After centuries of European and American dominance, a new world order is upon us. Stephen Green, chairman of London-based global banking giant HSBC, describes this as a global trade triangle with Asian “workshop” countries forming one side, Western consumers a second, and international resource producers the third.
Trade moves around the triangle with consumers in the West buying goods manufactured in Asia using raw materials and fuel from resource producers.
While the foreign exchange reserves of Asian workshop countries and resource producers have flourished under this arrangement, the West has paid for its shopping spree and energy dependency by going deeper and deeper in debt.
In 2008, the US, together with Spain, Britain, France, Italy, Australia, Greece and Portugal, registered a total current account deficit of US$1.3 trillion. Meanwhile, China and the oil exporting countries registered a combined current account surplus of $1.2-trillion. No wonder economists were wringing their hands over what they term “unsustainable global imbalances.”
Then things got even worse for the West. The financial crisis triggered unprecedented deficit spending, adding borrowing to finance huge domestic fiscal imbalances to already enormous international trade imbalances. The US can’t spend its way to financial solvency and, having only one side of the global economic triangle, must continue to import a large portion of its resource needs. Debt-loaded, demographically shrinking European countries face immediate slashing of social programs and a long-term secular decline in living standards.

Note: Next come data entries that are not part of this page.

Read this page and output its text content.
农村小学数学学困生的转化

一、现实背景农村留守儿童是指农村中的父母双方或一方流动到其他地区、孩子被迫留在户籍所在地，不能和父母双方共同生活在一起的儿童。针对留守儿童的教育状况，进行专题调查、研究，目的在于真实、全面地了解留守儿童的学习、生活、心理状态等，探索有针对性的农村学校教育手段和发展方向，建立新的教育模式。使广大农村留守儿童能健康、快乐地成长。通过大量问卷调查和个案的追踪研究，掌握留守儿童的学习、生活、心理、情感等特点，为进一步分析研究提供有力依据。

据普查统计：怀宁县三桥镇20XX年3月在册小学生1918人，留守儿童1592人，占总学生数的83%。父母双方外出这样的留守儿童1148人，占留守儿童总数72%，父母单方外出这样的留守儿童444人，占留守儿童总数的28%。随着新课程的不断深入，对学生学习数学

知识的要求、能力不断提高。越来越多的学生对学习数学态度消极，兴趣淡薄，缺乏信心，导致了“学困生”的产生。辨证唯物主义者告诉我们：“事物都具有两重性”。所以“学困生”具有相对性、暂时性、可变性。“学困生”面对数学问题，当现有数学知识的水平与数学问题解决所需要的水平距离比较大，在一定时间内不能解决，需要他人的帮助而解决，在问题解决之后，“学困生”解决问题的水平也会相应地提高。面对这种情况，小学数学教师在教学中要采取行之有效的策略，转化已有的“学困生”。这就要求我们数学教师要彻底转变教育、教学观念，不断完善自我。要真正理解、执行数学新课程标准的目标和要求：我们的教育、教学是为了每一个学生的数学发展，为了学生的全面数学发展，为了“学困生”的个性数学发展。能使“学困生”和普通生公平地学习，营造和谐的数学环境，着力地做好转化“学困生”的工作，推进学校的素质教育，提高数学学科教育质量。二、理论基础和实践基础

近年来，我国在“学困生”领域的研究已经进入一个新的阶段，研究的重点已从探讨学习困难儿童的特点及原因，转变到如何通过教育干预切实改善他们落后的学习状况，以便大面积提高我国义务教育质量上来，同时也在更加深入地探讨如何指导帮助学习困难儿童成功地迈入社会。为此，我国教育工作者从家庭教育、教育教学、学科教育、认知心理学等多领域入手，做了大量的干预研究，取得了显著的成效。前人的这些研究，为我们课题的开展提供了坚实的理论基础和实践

Now the good news. Canada is positioned to be an exception to this bleak picture. We have the smallest national debt of any G8 country. Our economy weathered the recession better than others and is currently leading in job growth. But most importantly, Canada possesses two sides of the global economic triangle. We are a consumer of goods from workshop countries and we are also a supplier of resources to them. That’s the primary reason Canada is the only G8 country to consistently achieve current account surpluses.
Driving our trade surplus
In 2009, our resource industries supplied more than half of Canada’s export revenue. In addition to driving our international trade surplus and contributing to federal and provincial tax coffers, resource sector employment is a mainstay across the country.